As President Obama and his pet Congress continue their crusade to expand the reach of government into our lives, “conventional wisdom” continues to tell us that socialized medicine, rampant wealth redistribution, and government control over one industry after another is “necessary” because of the supposed failure of the free market to adequately address the needs of society. The way the “free market” is characterized by politicians and media pundits, it is not surprising that most Americans seem to regard it as some sort of special interest group (Mr. Undersecretary, the gentlemen from the free market are here to see you). Doubtless, when most Americans hear the words “free market,” they picture the CEO’s of Detroit automakers flying in on corporate jets or Wall Street financiers busy mastering the universe. This mischaracterization of the free market is ironic, seeing as both of these groups have recently sought and obtained capital from people who were not free to refuse (taxpayers).

So, before trying to ascertain whether or not the free market has failed society, it is necessary to define exactly what it is. This is not so much difficult as it is inconvenient for those who either wish to exert control over our lives or who wish to be controlled by those that they believe can offer them security in exchange for their liberty - even if it means destroying liberty for everyone. For both of these groups, the “free market” is something that must be characterized as something that it is not. To recognize it for what it is would both threaten their own ability to justify their positions and concede to their victims that what they advocate is in fact abject slavery. Neither result is palatable to opponents of the free market, so gibberish is necessary for them from both a moral and practical perspective.

So, let us say here what it seems that no one anywhere wants to come out and say: the free market is nothing more than all members of society exercising their inalienable rights. It is nothing more and nothing less. Any other system, by definition, violates some or all of these rights.

Every individual has a natural right to labor and to keep the fruits of his labor (his property). This is his only means of pursuing his happiness. There is only one role for government in this area: to defend the property of each individual against theft by another person or group. A truly free market limits government’s role in regards to property to this natural boundary – for any further role constitutes government committing the very crime it exists to prohibit.

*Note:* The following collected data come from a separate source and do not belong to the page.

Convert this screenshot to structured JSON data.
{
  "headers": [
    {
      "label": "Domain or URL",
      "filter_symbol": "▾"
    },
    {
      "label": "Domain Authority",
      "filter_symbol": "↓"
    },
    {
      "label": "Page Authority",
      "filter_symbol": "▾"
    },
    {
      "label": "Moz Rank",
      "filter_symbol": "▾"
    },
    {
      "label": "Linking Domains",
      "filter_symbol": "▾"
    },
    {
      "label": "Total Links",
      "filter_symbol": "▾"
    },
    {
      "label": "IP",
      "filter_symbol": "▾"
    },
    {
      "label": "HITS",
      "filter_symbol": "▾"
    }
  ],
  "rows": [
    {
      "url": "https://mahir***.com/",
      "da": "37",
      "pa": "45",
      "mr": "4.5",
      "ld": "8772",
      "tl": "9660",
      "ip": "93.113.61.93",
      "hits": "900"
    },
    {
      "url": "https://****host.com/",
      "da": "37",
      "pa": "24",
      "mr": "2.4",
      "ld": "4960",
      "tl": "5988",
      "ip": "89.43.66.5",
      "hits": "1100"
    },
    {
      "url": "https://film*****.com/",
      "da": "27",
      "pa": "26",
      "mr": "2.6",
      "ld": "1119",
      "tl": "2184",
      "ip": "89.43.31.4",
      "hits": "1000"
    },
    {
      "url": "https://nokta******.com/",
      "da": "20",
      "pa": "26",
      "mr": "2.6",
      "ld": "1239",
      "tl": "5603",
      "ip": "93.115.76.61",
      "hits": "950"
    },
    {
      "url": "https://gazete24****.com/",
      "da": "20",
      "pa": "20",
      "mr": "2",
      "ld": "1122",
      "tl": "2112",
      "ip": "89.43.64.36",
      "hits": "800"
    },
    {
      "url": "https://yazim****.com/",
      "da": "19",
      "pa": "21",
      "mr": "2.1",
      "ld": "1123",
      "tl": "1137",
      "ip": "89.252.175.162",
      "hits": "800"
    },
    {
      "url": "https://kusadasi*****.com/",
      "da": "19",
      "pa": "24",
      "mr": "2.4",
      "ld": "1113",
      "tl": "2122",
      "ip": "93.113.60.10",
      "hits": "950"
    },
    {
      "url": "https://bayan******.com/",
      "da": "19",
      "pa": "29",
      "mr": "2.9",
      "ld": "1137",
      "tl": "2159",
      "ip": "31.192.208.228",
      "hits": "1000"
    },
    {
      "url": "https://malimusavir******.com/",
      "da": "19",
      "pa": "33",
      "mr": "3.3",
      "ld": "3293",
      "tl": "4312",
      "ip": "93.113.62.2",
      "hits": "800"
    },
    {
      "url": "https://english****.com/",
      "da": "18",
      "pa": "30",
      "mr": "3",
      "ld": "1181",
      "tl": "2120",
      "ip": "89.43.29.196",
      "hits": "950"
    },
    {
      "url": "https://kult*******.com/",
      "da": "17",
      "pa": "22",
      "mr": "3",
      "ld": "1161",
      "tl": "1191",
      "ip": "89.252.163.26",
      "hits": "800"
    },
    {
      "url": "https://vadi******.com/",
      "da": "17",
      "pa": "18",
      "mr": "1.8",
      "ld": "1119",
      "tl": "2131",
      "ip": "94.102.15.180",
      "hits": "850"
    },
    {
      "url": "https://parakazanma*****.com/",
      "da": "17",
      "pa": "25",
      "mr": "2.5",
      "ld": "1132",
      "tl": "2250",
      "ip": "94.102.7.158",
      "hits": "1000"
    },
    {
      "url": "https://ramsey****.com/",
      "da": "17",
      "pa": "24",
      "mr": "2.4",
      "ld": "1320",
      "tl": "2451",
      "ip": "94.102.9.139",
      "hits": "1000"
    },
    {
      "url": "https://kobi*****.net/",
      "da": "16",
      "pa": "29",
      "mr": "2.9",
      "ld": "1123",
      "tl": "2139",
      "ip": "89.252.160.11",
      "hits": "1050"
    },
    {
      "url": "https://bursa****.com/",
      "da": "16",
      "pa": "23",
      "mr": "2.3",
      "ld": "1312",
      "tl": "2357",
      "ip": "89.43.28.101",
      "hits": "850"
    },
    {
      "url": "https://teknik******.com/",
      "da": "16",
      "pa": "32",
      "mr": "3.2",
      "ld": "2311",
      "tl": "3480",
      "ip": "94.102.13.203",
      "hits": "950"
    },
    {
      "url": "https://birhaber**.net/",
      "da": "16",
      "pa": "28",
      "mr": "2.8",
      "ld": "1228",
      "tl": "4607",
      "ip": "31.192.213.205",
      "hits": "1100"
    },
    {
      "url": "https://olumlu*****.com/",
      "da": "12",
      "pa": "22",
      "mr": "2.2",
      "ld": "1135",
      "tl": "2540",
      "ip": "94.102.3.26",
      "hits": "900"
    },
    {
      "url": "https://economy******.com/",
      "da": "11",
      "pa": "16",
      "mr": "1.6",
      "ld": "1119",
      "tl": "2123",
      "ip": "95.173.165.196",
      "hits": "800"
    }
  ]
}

Every individual has a natural right to liberty – to do as he pleases as long as he does not commit aggression against the equal rights of another. In a free market, there can be no “regulation” (as we incorrectly understand the term today). The laws that restrict human action must be limited to those few necessary to ensure that no individual is forced or defrauded while paticipating in an exchange of property nor forced to accept any terms that he does not freely consent to. As the quote from Adam Smith illustrates, one cannot talk about “free markets” without at the same time incorporating the Non-Aggression Principle of Liberty. While Smith is generally regarded as the “father of capitalism,” he never actually called his economic system by that name. Instead, he referred to it as “a system of natural liberty.” Given the confusion that now accompanies the word “capitalism,” it might be better to revert to Smith’s terminology.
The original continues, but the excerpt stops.